Le troisième volet des Mémoires d’enfance du Martiniquais Patrick Chamoiseau. Tendre et savoureux.

Jusque-là, tout était simple : l’existence du négrillon se partageait entre les Manmans et les Papas, les Grandes-Personnes (tous les autres adultes), les Grands (les frères et soeurs aînés) et les êtres-humains (les petits garçons, comme lui). Ses seuls soucis étaient les « non » que lui opposaient les Grandes-Personnes. Mais cette période de félicité va prendre fin quand, en grandissant, il est confronté à des découvertes plus mystérieuses les unes que les autres, qu’il va falloir analyser, comprendre et surpasser.
Comme celle, par exemple, d’un certain « ti-bout de son anatomie » auquel il n’avait jamais prêté attention et qui « se signalait à lui d’une sorte incompréhensible, pas désagréable : il se raidissait tout seul comme un asticot victime d’un sortilège ». Ou encore celle des petites-filles, aperçues à travers les persiennes qui donnent sur la cour de leur école, ces créatures qui « portent des nattes, des papillotes, des noeuds papillons assortis aux robes à fleurs et à dentelles » et qui, elles, n’auraient pas de ti-bout : une malédiction le leur aurait arraché…

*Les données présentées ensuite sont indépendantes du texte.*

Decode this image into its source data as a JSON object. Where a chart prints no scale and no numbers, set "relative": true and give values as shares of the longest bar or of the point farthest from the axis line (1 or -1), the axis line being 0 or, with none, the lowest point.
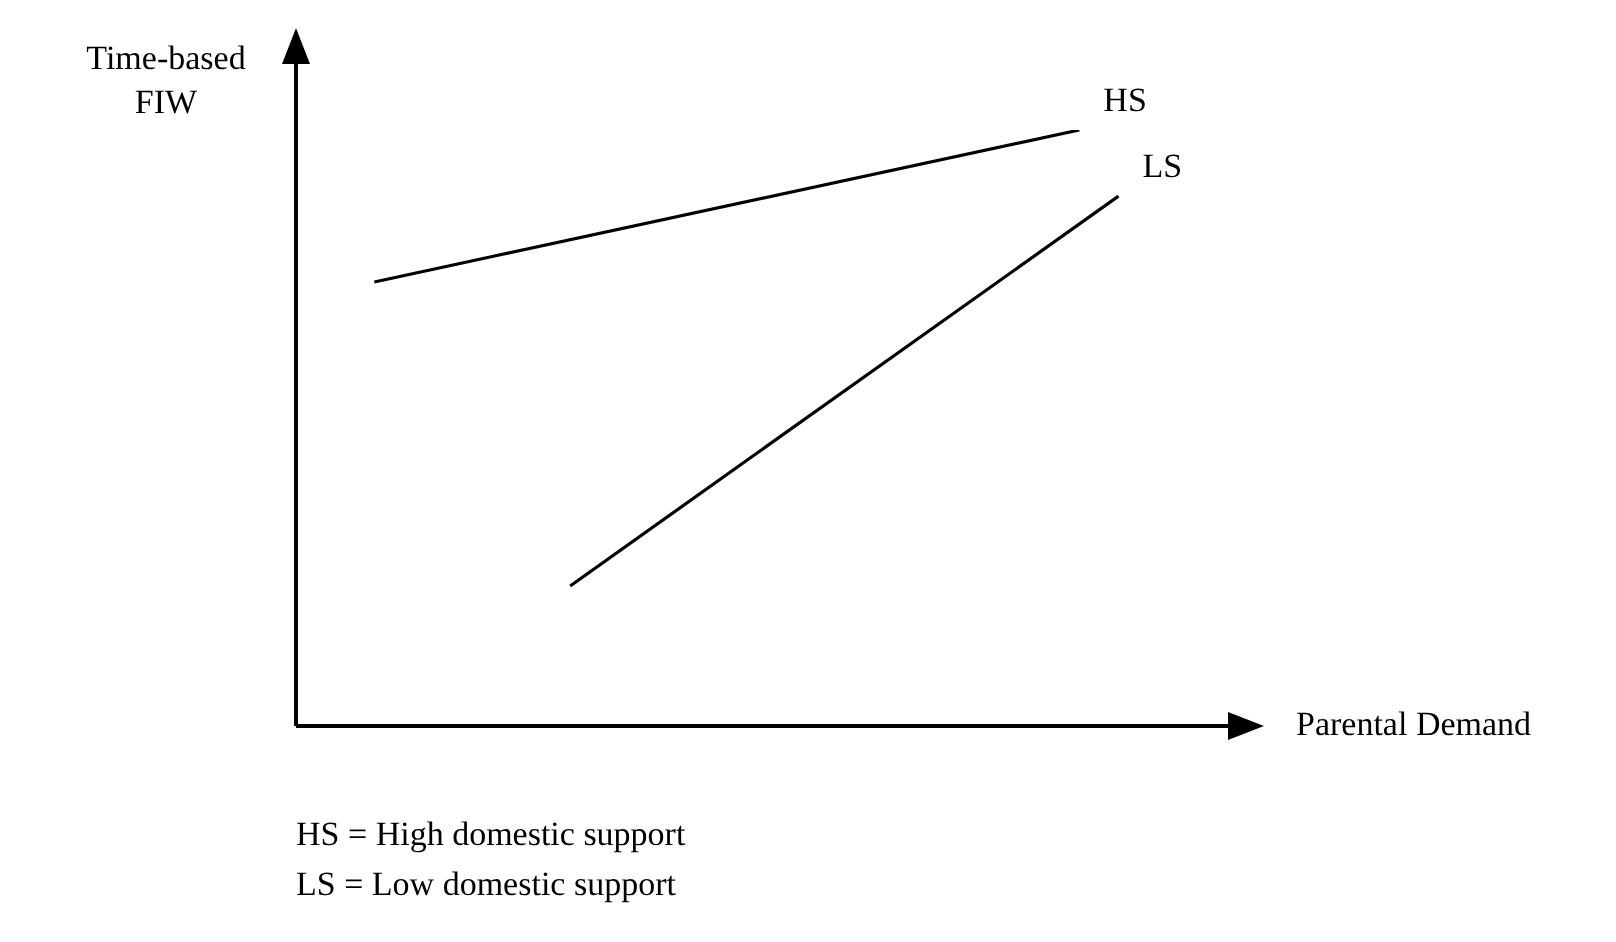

À bout d’enfance est le troisième volume des récits autobiographiques que Patrick Chamoiseau a consacrés à ses toutes jeunes années. Le tome initial relatait ses premières expériences, ses premières sensations ; le deuxième explorait les années d’école où lui est venu l’amour des livres et de la langue française. Ce dernier volume retrace avec sensibilité et finesse le développement affectif de l’auteur, que l’on pourrait appeler, en termes psychanalytiques, la période oedipienne, depuis l’univers protégé de l’attention maternelle à la découverte de l’autre, en passant par l’angoisse de castration.
Patrick Chamoiseau est né en Martinique. Ses études en métropole lui permettront d’acquérir une parfaite maîtrise de la langue française. Et c’est en revenant sur son île natale qu’il redécouvrira le dynamisme de sa première langue, le créole. De là ce style si particulier qui mêle le vocabulaire de la tradition orale antillaise à un français classique. Car si cet auteur écrit en français, les emprunts qu’il fait, avec beaucoup d’humour, à sa langue maternelle ont pour effet des textes qui « sonnent » créole.
Prix Goncourt 1992 pour Texaco (Gallimard), formidable épopée qui retrace cent cinquante ans de l’histoire de la Martinique, Patrick Chamoiseau parvient, avec une grande tendresse mais sans mièvrerie, à nous donner l’illusion que c’est un enfant même qui a écrit le texte, nous faisant ressentir voire revivre les émotions de cette période de la vie où le monde ne nous réserve que des découvertes heureuses. Le titre de la collection résumerait à lui seul le troisième volet de ces Mémoires : « Haute Enfance ».